The plan is expected to include close to 500 projects across the country. President Peña Nieto stated, however, that the flow of investments, and possible further spending increases, will depend on the approval of fiscal reform that his administration will propose to Mexico’s Congress in September.
The $315 billion plan is part of an effort to improve Mexico’s competitiveness and productivity. Mexico’s stated long-term goal is to be ranked in the top 20 percent of the World Economic Forum’s Infrastructure Competitiveness Index by 2030 (Mexico currently ranks 68th out of 144 countries surveyed). It represents a significantly larger investment than the six-year plans submitted by previous presidential administrations.
By comparison, Mexico’s last six-year plan involved about $200 billion in infrastructure spending. Annual investment through the current plan is expected to equal approximately 5 percent of Mexico’s gross domestic product.

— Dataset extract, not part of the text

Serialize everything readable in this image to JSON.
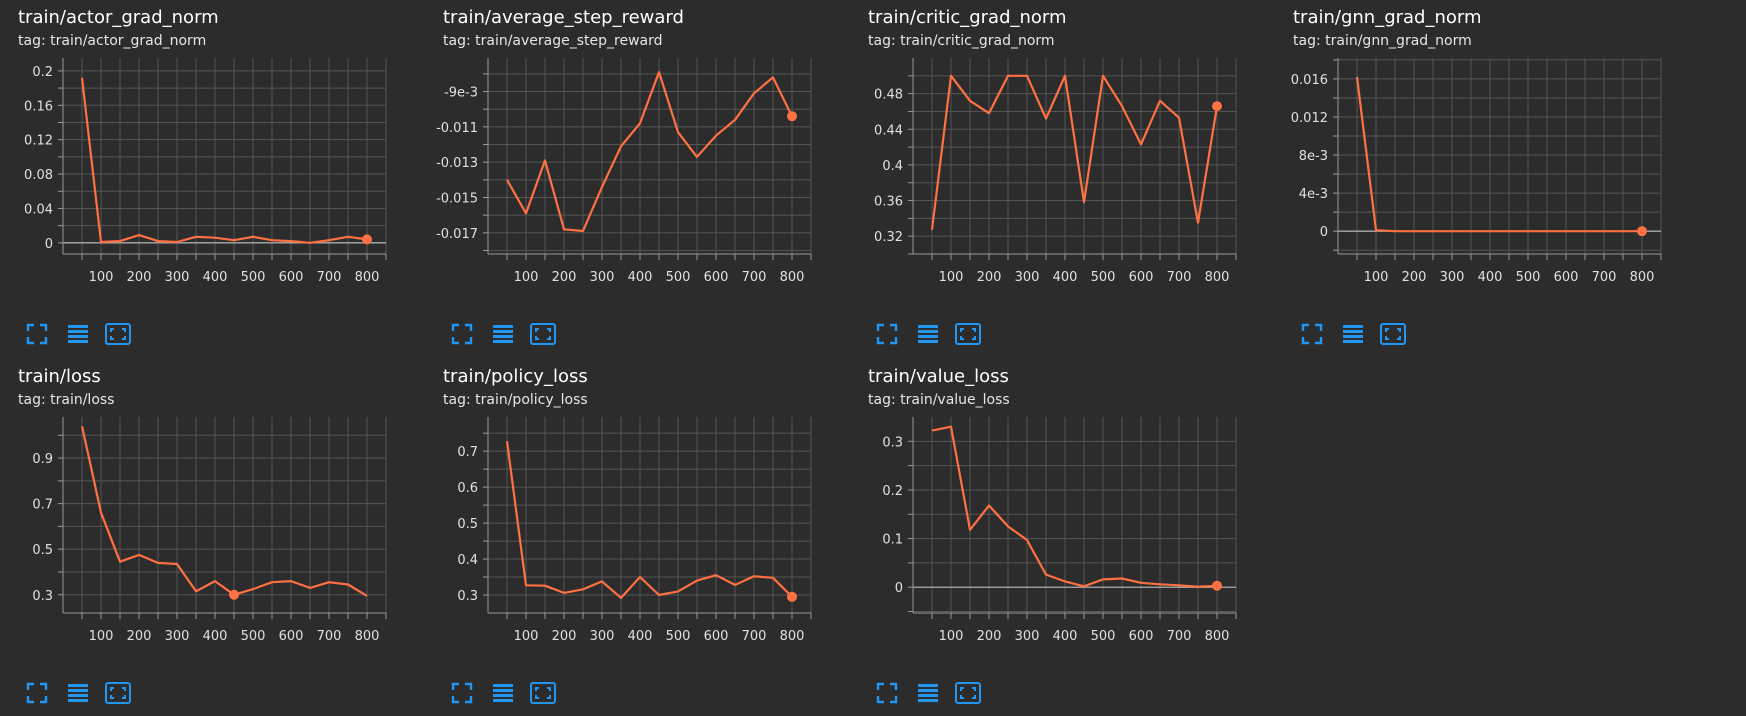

While the administration has yet to provide specific details about the general infrastructure plan, the Transport and Communications Infrastructure Investment Programme 2013-2018, which is part of the infrastructure plan, includes the following five action items designed to modernise roads, railroads, ports, airports and telecommunications:
Telecommunications: The aim is to achieve universal access by expanding network coverage, fostering competition and ensuring that the recent constitutional reform of the telecommunications industry is implemented in a timely, effective manner.
Road and Highway Infrastructure: The goal is to have a safe, complete and integrated road system in good condition that can serve as the backbone of the Mexican economy, linking the country’s various regions and bringing remote communities closer together.
Railroads: The aim is to restore passenger rail transport and encourage greater use of freight trains. The plan aims to reduce travel costs and times through the construction of bypasses and urban infrastructure, which will help improve the speed of transportation by rail.
Ports: The goal is to have four world-class ports and increase the capacity of the port system as a whole to support the country’s various economic sectors, as well as to encourage the growth of a merchant fleet.
Airports: The goal is to achieve better service, lower costs and higher frequency in air transportation, relieve the congestion of Mexico City International Airport and promote regional interconnections.
The government also has yet to announce the details of the infrastructure plan particularly as it relates to energy. Mexico’s energy infrastructure is in need of significant investment, and its refining industry and pipeline network are particularly in need of upgrade and expansion. Despite being one of the largest producers of crude oil in the world, Mexico is a net importer of refined petroleum products.